Vigente desde: 13/04/2016
1 -Nos contratos de aquisição de serviços com duração plurianual, celebrados em data anterior a 1 de janeiro de 2016, relativamente aos quais, comprovadamente, a componente de mão-de-obra indexada à Remuneração Mínima Mensal Garantida tenha sido o fator determinante na formação do preço contratual e tenham sofrido impactos substanciais decorrentes da entrada em vigor do Decreto-Lei n.º 254-A/2015, de 31 de dezembro, é admitida, na medida do estritamente necessário para repor o valor das prestações contratadas, uma atualização extraordinária do preço, nos termos do presente artigo.
2 -A atualização extraordinária do preço prevista no presente artigo deve atender ao facto de ser expectável uma variação salarial global e ao aumento da Remuneração Mínima Mensal Garantida abatida da redução da taxa social única a cargo do empregador.
3 -A atualização extraordinária do preço a que se refere o n.º 1 fica sujeita a autorização prévia a conferir por despacho dos membros do Governo responsáveis pelas áreas setoriais e pela área das finanças, mediante solicitação fundamentada da entidade adjudicante, acompanhada de relatório financeiro que demonstre que o preço contratual acordado, em virtude da entrada em vigor do Decreto-Lei n.º 254-A/2015, de 31 de dezembro, sofreu uma alteração não coberta pelos riscos próprios do contrato, com impactos substanciais sobre o valor do contrato.
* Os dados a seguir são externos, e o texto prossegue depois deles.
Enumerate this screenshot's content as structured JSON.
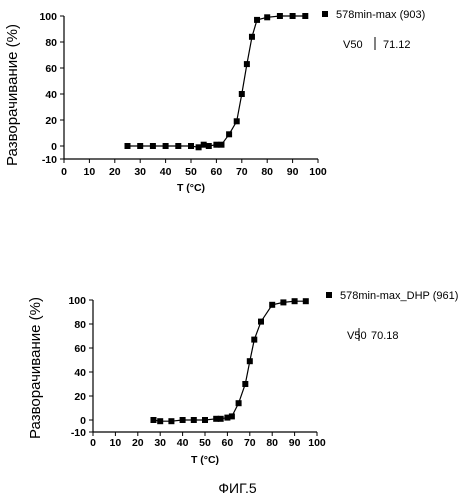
{
  "figure_caption": "ФИГ.5",
  "chart_data": [
    {
      "type": "scatter",
      "xlabel": "T (°C)",
      "ylabel": "Разворачивание  (%)",
      "xlim": [
        0,
        100
      ],
      "ylim": [
        -10,
        100
      ],
      "x_ticks": [
        0,
        10,
        20,
        30,
        40,
        50,
        60,
        70,
        80,
        90,
        100
      ],
      "y_ticks": [
        -10,
        0,
        20,
        40,
        60,
        80,
        100
      ],
      "legend": "578min-max (903)",
      "v50_label": "V50",
      "v50_value": "71.12",
      "legend_position": "top-right",
      "grid": false,
      "series": [
        {
          "name": "578min-max (903)",
          "x": [
            25,
            30,
            35,
            40,
            45,
            50,
            53,
            55,
            57,
            60,
            62,
            65,
            68,
            70,
            72,
            74,
            76,
            80,
            85,
            90,
            95
          ],
          "y": [
            0,
            0,
            0,
            0,
            0,
            0,
            -1,
            1,
            0,
            1,
            1,
            9,
            19,
            40,
            63,
            84,
            97,
            99,
            100,
            100,
            100
          ]
        }
      ]
    },
    {
      "type": "scatter",
      "xlabel": "T (°C)",
      "ylabel": "Разворачивание  (%)",
      "xlim": [
        0,
        100
      ],
      "ylim": [
        -10,
        100
      ],
      "x_ticks": [
        0,
        10,
        20,
        30,
        40,
        50,
        60,
        70,
        80,
        90,
        100
      ],
      "y_ticks": [
        -10,
        0,
        20,
        40,
        60,
        80,
        100
      ],
      "legend": "578min-max_DHP (961)",
      "v50_label": "V50",
      "v50_value": "70.18",
      "legend_position": "top-right",
      "grid": false,
      "series": [
        {
          "name": "578min-max_DHP (961)",
          "x": [
            27,
            30,
            35,
            40,
            45,
            50,
            55,
            57,
            60,
            62,
            65,
            68,
            70,
            72,
            75,
            80,
            85,
            90,
            95
          ],
          "y": [
            0,
            -1,
            -1,
            0,
            0,
            0,
            1,
            1,
            2,
            3,
            14,
            30,
            49,
            67,
            82,
            96,
            98,
            99,
            99
          ]
        }
      ]
    }
  ]
}
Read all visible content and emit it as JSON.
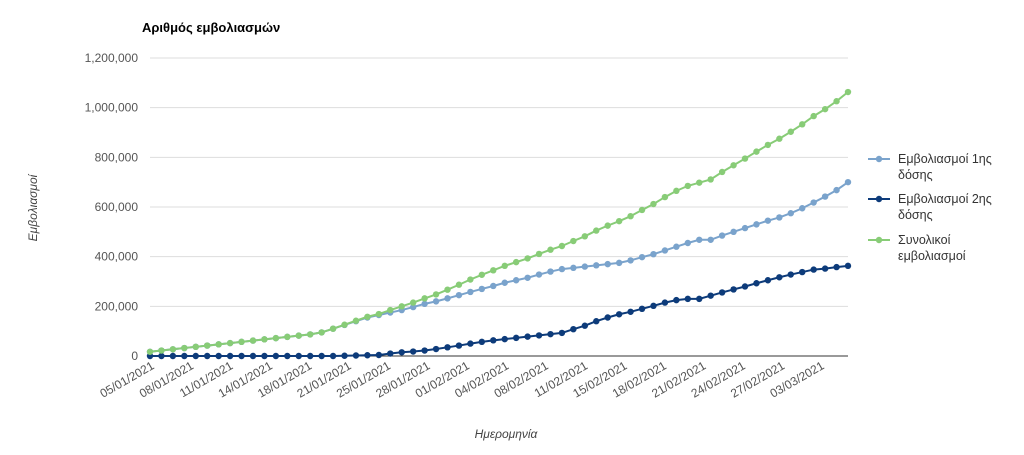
{
  "chart_data": {
    "type": "line",
    "title": "Αριθμός εμβολιασμών",
    "xlabel": "Ημερομηνία",
    "ylabel": "Εμβολιασμοί",
    "ylim": [
      0,
      1200000
    ],
    "yticks": [
      "0",
      "200,000",
      "400,000",
      "600,000",
      "800,000",
      "1,000,000",
      "1,200,000"
    ],
    "xtick_labels": [
      "05/01/2021",
      "08/01/2021",
      "11/01/2021",
      "14/01/2021",
      "18/01/2021",
      "21/01/2021",
      "25/01/2021",
      "28/01/2021",
      "01/02/2021",
      "04/02/2021",
      "08/02/2021",
      "11/02/2021",
      "15/02/2021",
      "18/02/2021",
      "21/02/2021",
      "24/02/2021",
      "27/02/2021",
      "03/03/2021"
    ],
    "grid": true,
    "legend_position": "right",
    "series": [
      {
        "name": "Εμβολιασμοί 1ης δόσης",
        "name_lines": [
          "Εμβολιασμοί 1ης",
          "δόσης"
        ],
        "color": "#7aa3cc",
        "values": [
          17000,
          22000,
          27000,
          32000,
          37000,
          42000,
          47000,
          52000,
          57000,
          62000,
          67000,
          72000,
          77000,
          82000,
          87000,
          95000,
          110000,
          125000,
          140000,
          155000,
          165000,
          175000,
          185000,
          197000,
          210000,
          220000,
          232000,
          245000,
          258000,
          270000,
          282000,
          295000,
          305000,
          315000,
          328000,
          340000,
          350000,
          355000,
          360000,
          365000,
          370000,
          375000,
          385000,
          398000,
          410000,
          425000,
          440000,
          455000,
          468000,
          468000,
          485000,
          500000,
          515000,
          530000,
          545000,
          558000,
          575000,
          595000,
          618000,
          642000,
          668000,
          700000
        ]
      },
      {
        "name": "Εμβολιασμοί 2ης δόσης",
        "name_lines": [
          "Εμβολιασμοί 2ης",
          "δόσης"
        ],
        "color": "#0d3b7a",
        "values": [
          0,
          0,
          0,
          0,
          0,
          0,
          0,
          0,
          0,
          0,
          0,
          0,
          0,
          0,
          0,
          0,
          0,
          1000,
          2000,
          3000,
          4000,
          10000,
          15000,
          18000,
          22000,
          28000,
          35000,
          42000,
          50000,
          57000,
          63000,
          68000,
          73000,
          78000,
          83000,
          88000,
          93000,
          108000,
          122000,
          140000,
          155000,
          168000,
          178000,
          190000,
          202000,
          215000,
          225000,
          230000,
          230000,
          243000,
          256000,
          268000,
          280000,
          293000,
          305000,
          317000,
          328000,
          338000,
          348000,
          352000,
          358000,
          363000
        ]
      },
      {
        "name": "Συνολικοί εμβολιασμοί",
        "name_lines": [
          "Συνολικοί",
          "εμβολιασμοί"
        ],
        "color": "#88cc77",
        "values": [
          17000,
          22000,
          27000,
          32000,
          37000,
          42000,
          47000,
          52000,
          57000,
          62000,
          67000,
          72000,
          77000,
          82000,
          87000,
          95000,
          110000,
          126000,
          142000,
          158000,
          169000,
          185000,
          200000,
          215000,
          232000,
          248000,
          267000,
          287000,
          308000,
          327000,
          345000,
          363000,
          378000,
          393000,
          411000,
          428000,
          443000,
          463000,
          482000,
          505000,
          525000,
          543000,
          563000,
          588000,
          612000,
          640000,
          665000,
          685000,
          698000,
          711000,
          741000,
          768000,
          795000,
          823000,
          850000,
          875000,
          903000,
          933000,
          966000,
          994000,
          1026000,
          1063000
        ]
      }
    ]
  }
}
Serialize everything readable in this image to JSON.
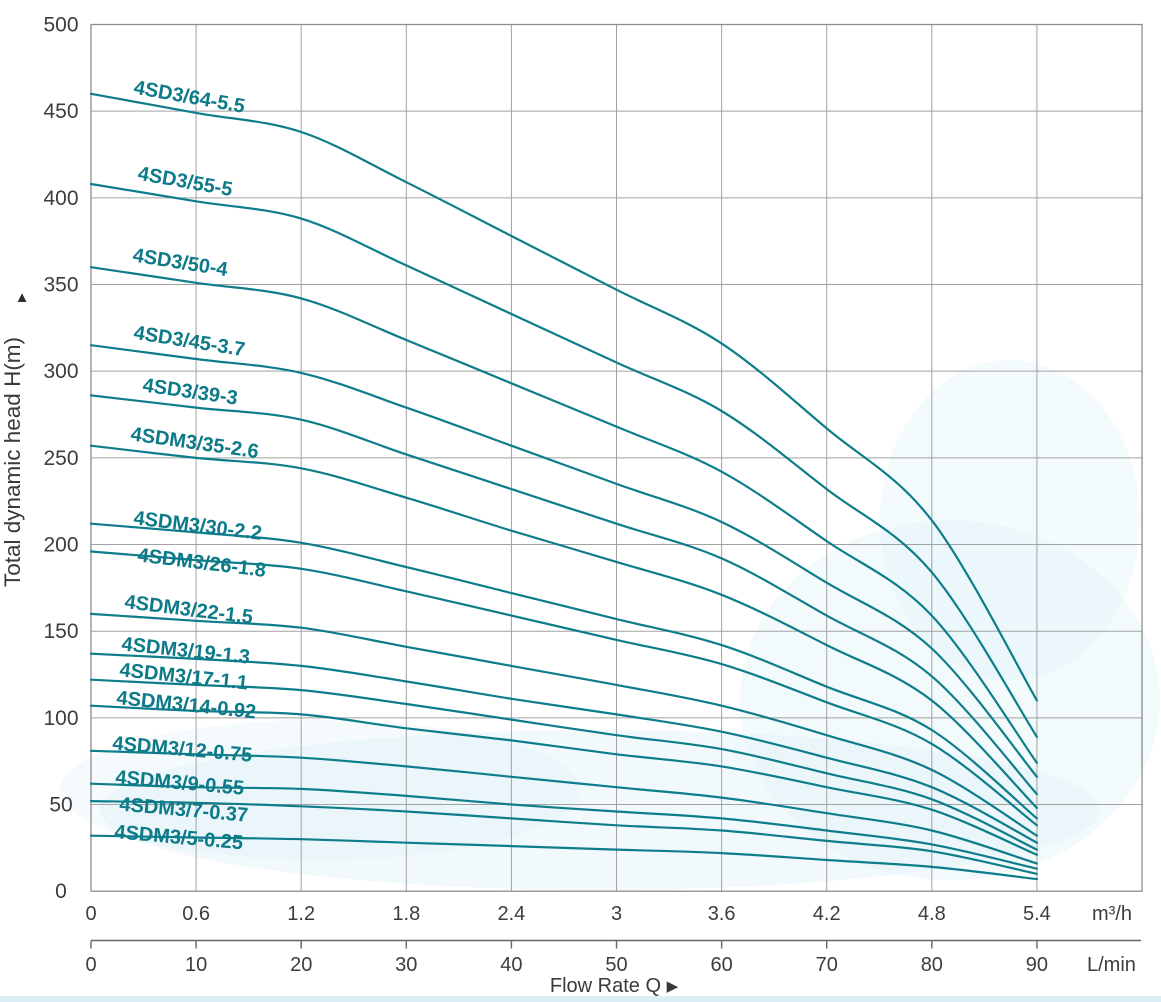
{
  "chart_data": {
    "type": "line",
    "title": "",
    "xlabel": "Flow Rate Q",
    "ylabel": "Total dynamic head H(m)",
    "x_axis_arrow": "▶",
    "y_axis_arrow": "▲",
    "x_unit_primary": "m³/h",
    "x_unit_secondary": "L/min",
    "xlim": [
      0,
      6.0
    ],
    "ylim": [
      0,
      500
    ],
    "grid": true,
    "x_ticks_primary_labels": [
      "0",
      "0.6",
      "1.2",
      "1.8",
      "2.4",
      "3",
      "3.6",
      "4.2",
      "4.8",
      "5.4"
    ],
    "x_ticks_primary_values": [
      0,
      0.6,
      1.2,
      1.8,
      2.4,
      3,
      3.6,
      4.2,
      4.8,
      5.4
    ],
    "x_ticks_secondary_labels": [
      "0",
      "10",
      "20",
      "30",
      "40",
      "50",
      "60",
      "70",
      "80",
      "90"
    ],
    "x_ticks_secondary_values": [
      0,
      10,
      20,
      30,
      40,
      50,
      60,
      70,
      80,
      90
    ],
    "y_ticks_values": [
      0,
      50,
      100,
      150,
      200,
      250,
      300,
      350,
      400,
      450,
      500
    ],
    "x": [
      0,
      0.6,
      1.2,
      1.8,
      2.4,
      3,
      3.6,
      4.2,
      4.8,
      5.4
    ],
    "series": [
      {
        "name": "4SD3/64-5.5",
        "values": [
          460,
          449,
          438,
          409,
          378,
          347,
          316,
          267,
          214,
          110
        ],
        "label": {
          "x": 133,
          "gap": 8,
          "angle": 10
        }
      },
      {
        "name": "4SD3/55-5",
        "values": [
          408,
          398,
          388,
          361,
          333,
          305,
          277,
          232,
          184,
          89
        ],
        "label": {
          "x": 137,
          "gap": 12,
          "angle": 10
        }
      },
      {
        "name": "4SD3/50-4",
        "values": [
          360,
          351,
          342,
          318,
          293,
          268,
          242,
          202,
          159,
          74
        ],
        "label": {
          "x": 132,
          "gap": 12,
          "angle": 9
        }
      },
      {
        "name": "4SD3/45-3.7",
        "values": [
          315,
          307,
          299,
          279,
          257,
          235,
          213,
          178,
          140,
          66
        ],
        "label": {
          "x": 133,
          "gap": 12,
          "angle": 9
        }
      },
      {
        "name": "4SD3/39-3",
        "values": [
          286,
          279,
          272,
          252,
          232,
          212,
          192,
          159,
          124,
          56
        ],
        "label": {
          "x": 142,
          "gap": 10,
          "angle": 8
        }
      },
      {
        "name": "4SDM3/35-2.6",
        "values": [
          257,
          250,
          244,
          227,
          208,
          190,
          171,
          142,
          110,
          48
        ],
        "label": {
          "x": 130,
          "gap": 10,
          "angle": 8
        }
      },
      {
        "name": "4SDM3/30-2.2",
        "values": [
          212,
          207,
          201,
          187,
          172,
          157,
          142,
          118,
          93,
          42
        ],
        "label": {
          "x": 133,
          "gap": 3,
          "angle": 7
        }
      },
      {
        "name": "4SDM3/26-1.8",
        "values": [
          196,
          191,
          186,
          173,
          159,
          145,
          131,
          109,
          85,
          38
        ],
        "label": {
          "x": 137,
          "gap": -6,
          "angle": 7
        }
      },
      {
        "name": "4SDM3/22-1.5",
        "values": [
          160,
          156,
          152,
          141,
          130,
          119,
          107,
          90,
          70,
          32
        ],
        "label": {
          "x": 124,
          "gap": 8,
          "angle": 7
        }
      },
      {
        "name": "4SDM3/19-1.3",
        "values": [
          137,
          134,
          130,
          121,
          111,
          102,
          92,
          77,
          60,
          28
        ],
        "label": {
          "x": 121,
          "gap": 5,
          "angle": 6
        }
      },
      {
        "name": "4SDM3/17-1.1",
        "values": [
          122,
          119,
          116,
          108,
          99,
          90,
          82,
          68,
          53,
          24
        ],
        "label": {
          "x": 119,
          "gap": 5,
          "angle": 6
        }
      },
      {
        "name": "4SDM3/14-0.92",
        "values": [
          107,
          104,
          102,
          94,
          87,
          79,
          72,
          60,
          47,
          21
        ],
        "label": {
          "x": 116,
          "gap": 3,
          "angle": 6
        }
      },
      {
        "name": "4SDM3/12-0.75",
        "values": [
          81,
          79,
          77,
          72,
          66,
          60,
          54,
          45,
          35,
          16
        ],
        "label": {
          "x": 112,
          "gap": 2,
          "angle": 5
        }
      },
      {
        "name": "4SDM3/9-0.55",
        "values": [
          62,
          60,
          59,
          55,
          50,
          46,
          42,
          35,
          27,
          13
        ],
        "label": {
          "x": 115,
          "gap": 1,
          "angle": 5
        }
      },
      {
        "name": "4SDM3/7-0.37",
        "values": [
          52,
          51,
          49,
          46,
          42,
          38,
          35,
          29,
          23,
          10
        ],
        "label": {
          "x": 119,
          "gap": -9,
          "angle": 5
        }
      },
      {
        "name": "4SDM3/5-0.25",
        "values": [
          32,
          31,
          30,
          28,
          26,
          24,
          22,
          18,
          14,
          7
        ],
        "label": {
          "x": 114,
          "gap": -2,
          "angle": 5
        }
      }
    ],
    "colors": {
      "curve": "#0e7d8b",
      "curve_label": "#0d7a88",
      "grid": "#a2a2a2",
      "frame": "#8d8d8d",
      "tick_text": "#3d3d3d",
      "axis_title_text": "#3a3a3a",
      "axis_line": "#666666",
      "wash": "#d9eff7",
      "bottom_strip": "#d3e9f4",
      "background": "#ffffff"
    }
  }
}
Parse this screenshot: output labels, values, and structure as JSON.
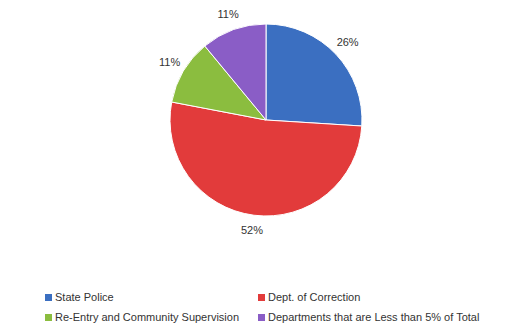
{
  "chart_data": {
    "type": "pie",
    "categories": [
      "State Police",
      "Dept. of Correction",
      "Re-Entry and Community Supervision",
      "Departments that are Less than 5% of Total"
    ],
    "values": [
      26,
      52,
      11,
      11
    ],
    "value_labels": [
      "26%",
      "52%",
      "11%",
      "11%"
    ],
    "colors": [
      "#3b6fc1",
      "#e23b3b",
      "#8bbd3f",
      "#8a5dc6"
    ],
    "data_labels": true,
    "legend": "bottom"
  }
}
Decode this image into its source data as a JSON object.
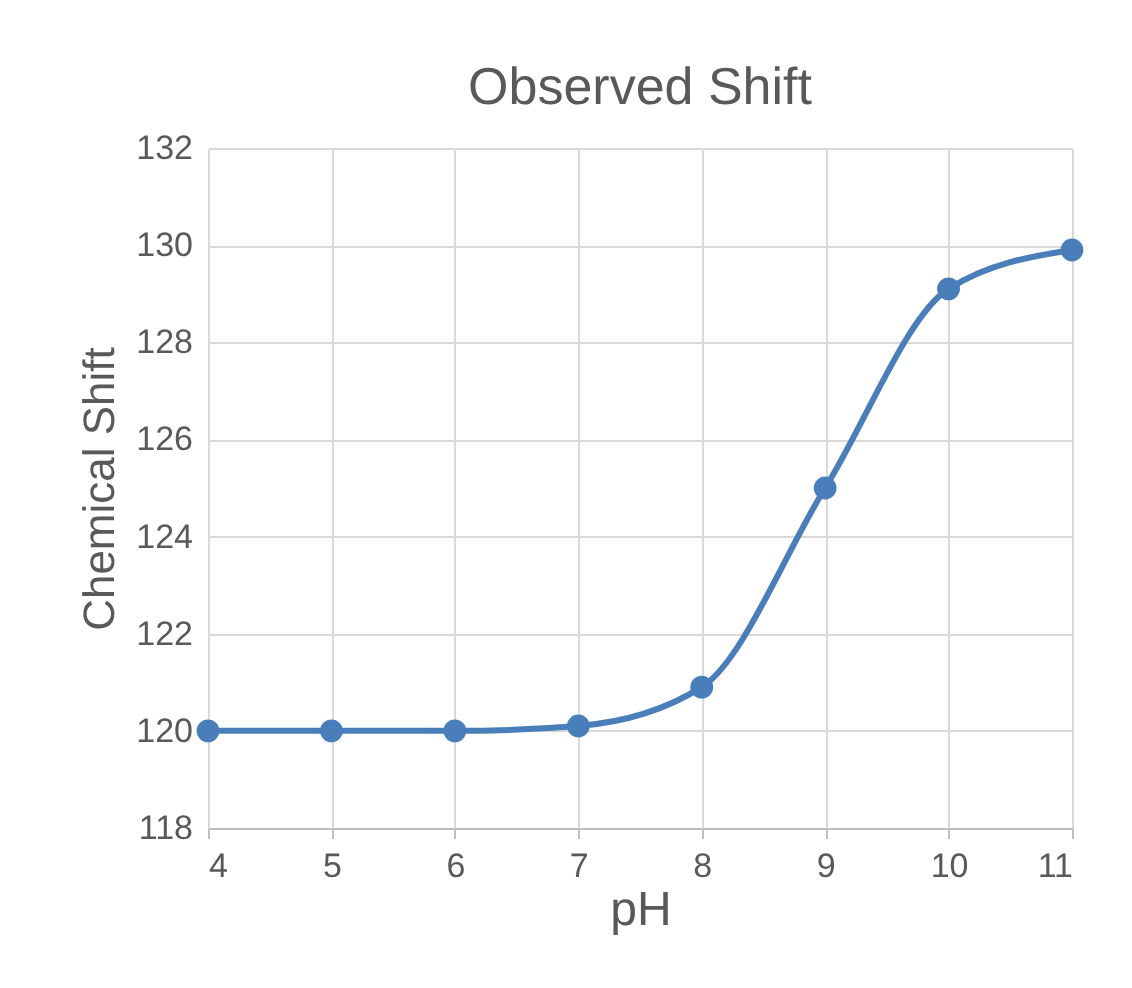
{
  "chart_data": {
    "type": "line",
    "title": "Observed Shift",
    "xlabel": "pH",
    "ylabel": "Chemical Shift",
    "x": [
      4,
      5,
      6,
      7,
      8,
      9,
      10,
      11
    ],
    "series": [
      {
        "color": "#4a7ebb",
        "values": [
          120,
          120,
          120,
          120.1,
          120.9,
          125,
          129.1,
          129.9
        ]
      }
    ],
    "xlim": [
      4,
      11
    ],
    "xticks": [
      4,
      5,
      6,
      7,
      8,
      9,
      10,
      11
    ],
    "ylim": [
      118,
      132
    ],
    "yticks": [
      118,
      120,
      122,
      124,
      126,
      128,
      130,
      132
    ],
    "grid": true,
    "legend": false,
    "marker": "circle",
    "line_style": "solid"
  }
}
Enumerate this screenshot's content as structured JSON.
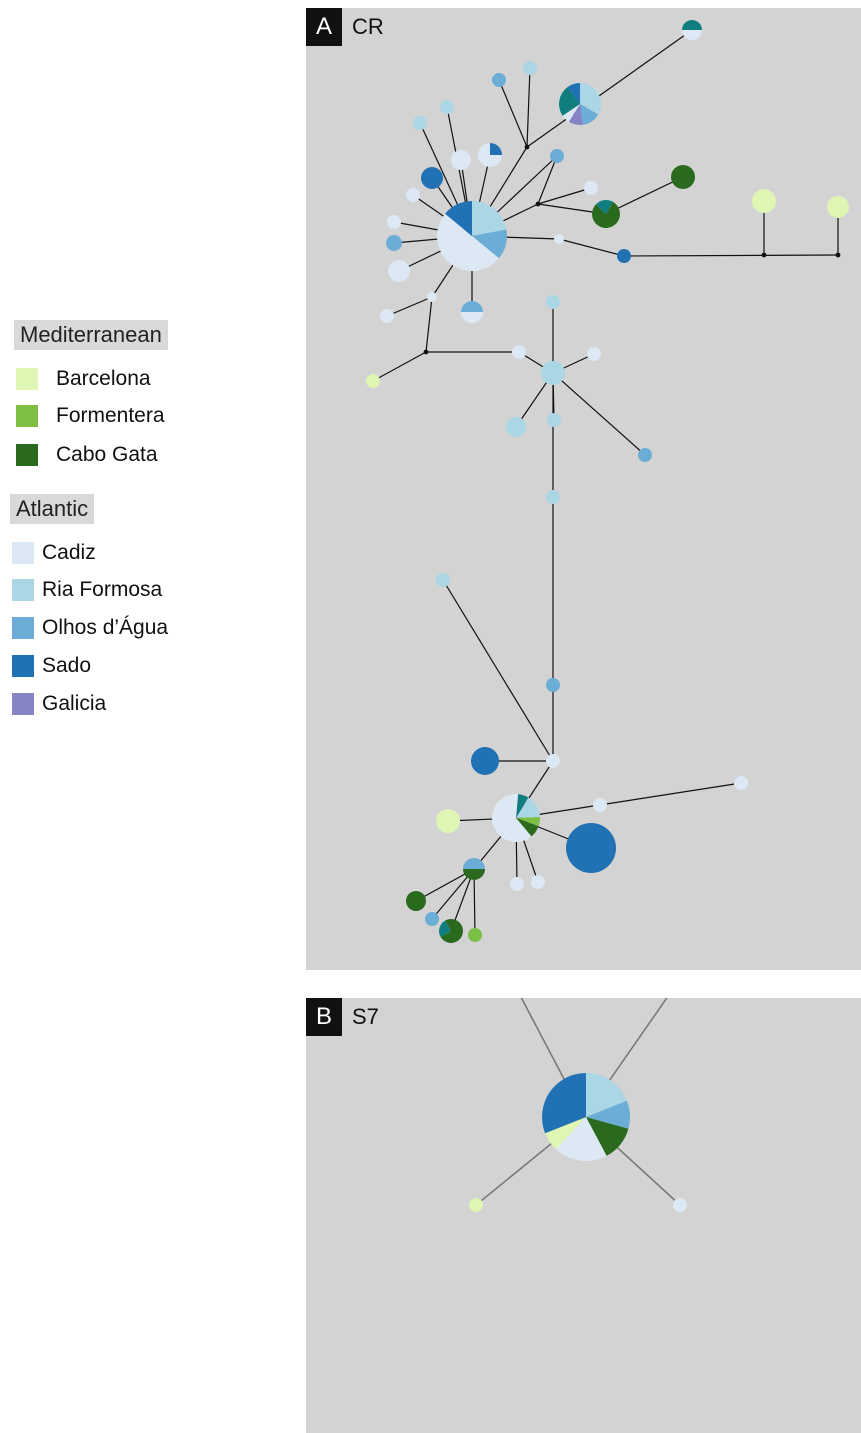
{
  "legend": {
    "mediterranean_title": "Mediterranean",
    "atlantic_title": "Atlantic",
    "mediterranean": [
      {
        "label": "Barcelona",
        "color": "#dff5b3"
      },
      {
        "label": "Formentera",
        "color": "#7bbf44"
      },
      {
        "label": "Cabo Gata",
        "color": "#2a6a1f"
      }
    ],
    "atlantic": [
      {
        "label": "Cadiz",
        "color": "#dce8f3"
      },
      {
        "label": "Ria Formosa",
        "color": "#aad6e6"
      },
      {
        "label": "Olhos d’Água",
        "color": "#6badd6"
      },
      {
        "label": "Sado",
        "color": "#2171b5"
      },
      {
        "label": "Galicia",
        "color": "#8683c4"
      }
    ]
  },
  "extra_colors": {
    "teal": "#107e7e"
  },
  "panel_a": {
    "letter": "A",
    "name": "CR"
  },
  "panel_b": {
    "letter": "B",
    "name": "S7"
  }
}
4 -O relatório financeiro referido no número anterior é apresentado pelo cocontratante prestador de serviços à entidade adjudicante, o qual deve evidenciar que os motivos que fundamentam o pedido de atualização especial do preço não foram devidos a defeito de previsão do cocontratante nem eram inerentes ao risco próprio do contrato, designadamente por variações de custos com salários, devendo os valores a considerar ser deduzidos das atualizações anuais já previstas no contrato e ter em consideração que esta componente salarial representa apenas parte do valor do global do contrato.
5 -No caso de contratos celebrados com entidades referidas no artigo 2.º da Lei n.º 73/2013, de 3 de setembro, alterada pelas Leis n.os 82-D/2014, de 31 de dezembro, 69/2015, de 16 de julho, 132/2015, de 4 de setembro, e Lei do Orçamento do Estado, a autorização a que se refere o n.º 3 do presente artigo é da competência do respetivo órgão deliberativo ou, na inexistência deste, do órgão executivo.